The Judge was more favourably disposed towards Beverley.[5] He recorded her knowledge that Kenneth’s money was being spent and that his bank accounts were depleted. She was aware that Ashley was making these transfers without Kenneth having the benefit of independent legal advice.
[5]At [113].
Kós J addressed the state of Kenneth’s health over the relevant period.[6] He reviewed the contemporaneous medical records and reports. He found that by mid to late 2006 Kenneth was frail, with depressive tendencies, impaired hearing and eye sight and with some intellectual impairment. In the Judge’s opinion, which is not challenged on appeal, Kenneth was vulnerable.[7] While there was some initial improvement over the ensuing two years, Kenneth’s general practitioner noted Ashley’s advice in February 2008 that Kenneth had “slowed a lot in six months”.[8] A further medical record from September 2008 stated that Kenneth had a history of “worsening cognitive impairment”.[9]

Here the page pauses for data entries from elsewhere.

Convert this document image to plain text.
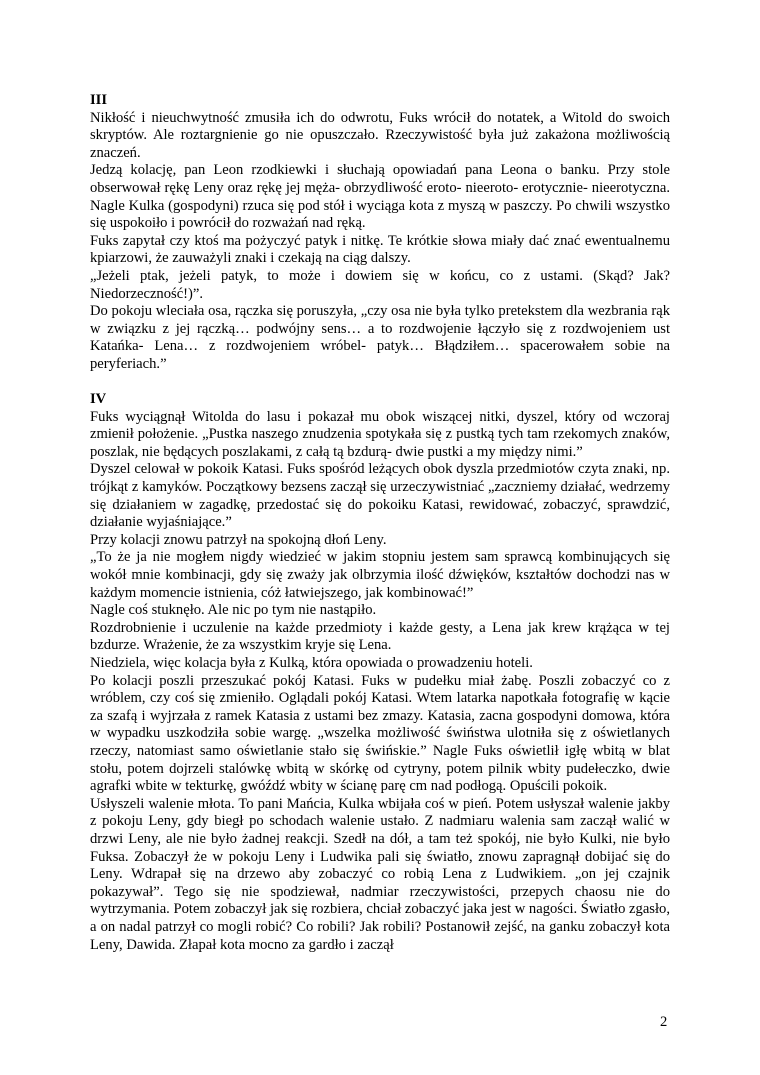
III

Nikłość i nieuchwytność zmusiła ich do odwrotu, Fuks wrócił do notatek, a Witold do swoich skryptów. Ale roztargnienie go nie opuszczało. Rzeczywistość była już zakażona możliwością znaczeń.

Jedzą kolację, pan Leon rzodkiewki i słuchają opowiadań pana Leona o banku. Przy stole obserwował rękę Leny oraz rękę jej męża- obrzydliwość eroto- nieeroto- erotycznie- nieerotyczna. Nagle Kulka (gospodyni) rzuca się pod stół i wyciąga kota z myszą w paszczy. Po chwili wszystko się uspokoiło i powrócił do rozważań nad ręką.

Fuks zapytał czy ktoś ma pożyczyć patyk i nitkę. Te krótkie słowa miały dać znać ewentualnemu kpiarzowi, że zauważyli znaki i czekają na ciąg dalszy.

„Jeżeli ptak, jeżeli patyk, to może i dowiem się w końcu, co z ustami. (Skąd? Jak? Niedorzeczność!)”.

Do pokoju wleciała osa, rączka się poruszyła, „czy osa nie była tylko pretekstem dla wezbrania rąk w związku z jej rączką… podwójny sens… a to rozdwojenie łączyło się z rozdwojeniem ust Katańka- Lena… z rozdwojeniem wróbel- patyk… Błądziłem… spacerowałem sobie na peryferiach.”

IV

Fuks wyciągnął Witolda do lasu i pokazał mu obok wiszącej nitki, dyszel, który od wczoraj zmienił położenie. „Pustka naszego znudzenia spotykała się z pustką tych tam rzekomych znaków, poszlak, nie będących poszlakami, z całą tą bzdurą- dwie pustki a my między nimi.”

Dyszel celował w pokoik Katasi. Fuks spośród leżących obok dyszla przedmiotów czyta znaki, np. trójkąt z kamyków. Początkowy bezsens zaczął się urzeczywistniać „zaczniemy działać, wedrzemy się działaniem w zagadkę, przedostać się do pokoiku Katasi, rewidować, zobaczyć, sprawdzić, działanie wyjaśniające.”

Przy kolacji znowu patrzył na spokojną dłoń Leny.

„To że ja nie mogłem nigdy wiedzieć w jakim stopniu jestem sam sprawcą kombinujących się wokół mnie kombinacji, gdy się zważy jak olbrzymia ilość dźwięków, kształtów dochodzi nas w każdym momencie istnienia, cóż łatwiejszego, jak kombinować!”

Nagle coś stuknęło. Ale nic po tym nie nastąpiło.

Rozdrobnienie i uczulenie na każde przedmioty i każde gesty, a Lena jak krew krążąca w tej bzdurze. Wrażenie, że za wszystkim kryje się Lena.

Niedziela, więc kolacja była z Kulką, która opowiada o prowadzeniu hoteli.

Po kolacji poszli przeszukać pokój Katasi. Fuks w pudełku miał żabę. Poszli zobaczyć co z wróblem, czy coś się zmieniło. Oglądali pokój Katasi. Wtem latarka napotkała fotografię w kącie za szafą i wyjrzała z ramek Katasia z ustami bez zmazy. Katasia, zacna gospodyni domowa, która w wypadku uszkodziła sobie wargę. „wszelka możliwość świństwa ulotniła się z oświetlanych rzeczy, natomiast samo oświetlanie stało się świńskie.” Nagle Fuks oświetlił igłę wbitą w blat stołu, potem dojrzeli stalówkę wbitą w skórkę od cytryny, potem pilnik wbity pudełeczko, dwie agrafki wbite w tekturkę, gwóźdź wbity w ścianę parę cm nad podłogą. Opuścili pokoik.

Usłyszeli walenie młota. To pani Mańcia, Kulka wbijała coś w pień. Potem usłyszał walenie jakby z pokoju Leny, gdy biegł po schodach walenie ustało. Z nadmiaru walenia sam zaczął walić w drzwi Leny, ale nie było żadnej reakcji. Szedł na dół, a tam też spokój, nie było Kulki, nie było Fuksa. Zobaczył że w pokoju Leny i Ludwika pali się światło, znowu zapragnął dobijać się do Leny. Wdrapał się na drzewo aby zobaczyć co robią Lena z Ludwikiem. „on jej czajnik pokazywał”. Tego się nie spodziewał, nadmiar rzeczywistości, przepych chaosu nie do wytrzymania. Potem zobaczył jak się rozbiera, chciał zobaczyć jaka jest w nagości. Światło zgasło, a on nadal patrzył co mogli robić? Co robili? Jak robili? Postanowił zejść, na ganku zobaczył kota Leny, Dawida. Złapał kota mocno za gardło i zaczął

2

[6]At [27]–[34] and [69]–[72].
[7]At [34].
[8]At [71].
[9]At [72].
As noted, the Judge found for the Public Trust on the principal ground that Ashley exercised undue influence over his father. He was satisfied alternatively that Ashley owed his father a fiduciary duty arising from the EPOA and the relationship of trust and confidence consequent upon Kenneth’s reliance and vulnerability.[10] He found that Ashley breached his obligations in a number of respects. Alternatively, Ashley had acted unconscionably towards Kenneth who was vulnerable and at a disadvantage.[11] The Judge dismissed the estate’s claim for embezzlement as unarguable in law.[12]
[10]At [133]–[134].
[11]At [140].
[12]At [117].
Kós J found Beverley liable jointly with Ashley on the ground of knowing receipt of Kenneth’s funds.[13]
[13]At [153].
Kós J dismissed the Vernons’ affirmative defence that the Public Trust claim was time barred.[14] To the extent that the claim was for losses accrued prior to 8 October 2008, when the normal six year period would have run, he was satisfied that the Vernons had acted fraudulently, thereby postponing the commencement of the limitation period.[15]
[14]At [142]–[153].
[15]Limitation Act 1950, s 28.
The Judge was satisfied that the Vernons provided Kenneth with a high standard of care.[16] He allowed $400 per week on account of payments for Kenneth’s needs. The Vernons were entitled to a credit for this factor and expenditure on other items of $60,000.[17] This amount was deducted from the Vernons’ unlawful withdrawals from Kenneth’s account of $340,354.[18] Judgment was entered for the net balance of $280,354.[19]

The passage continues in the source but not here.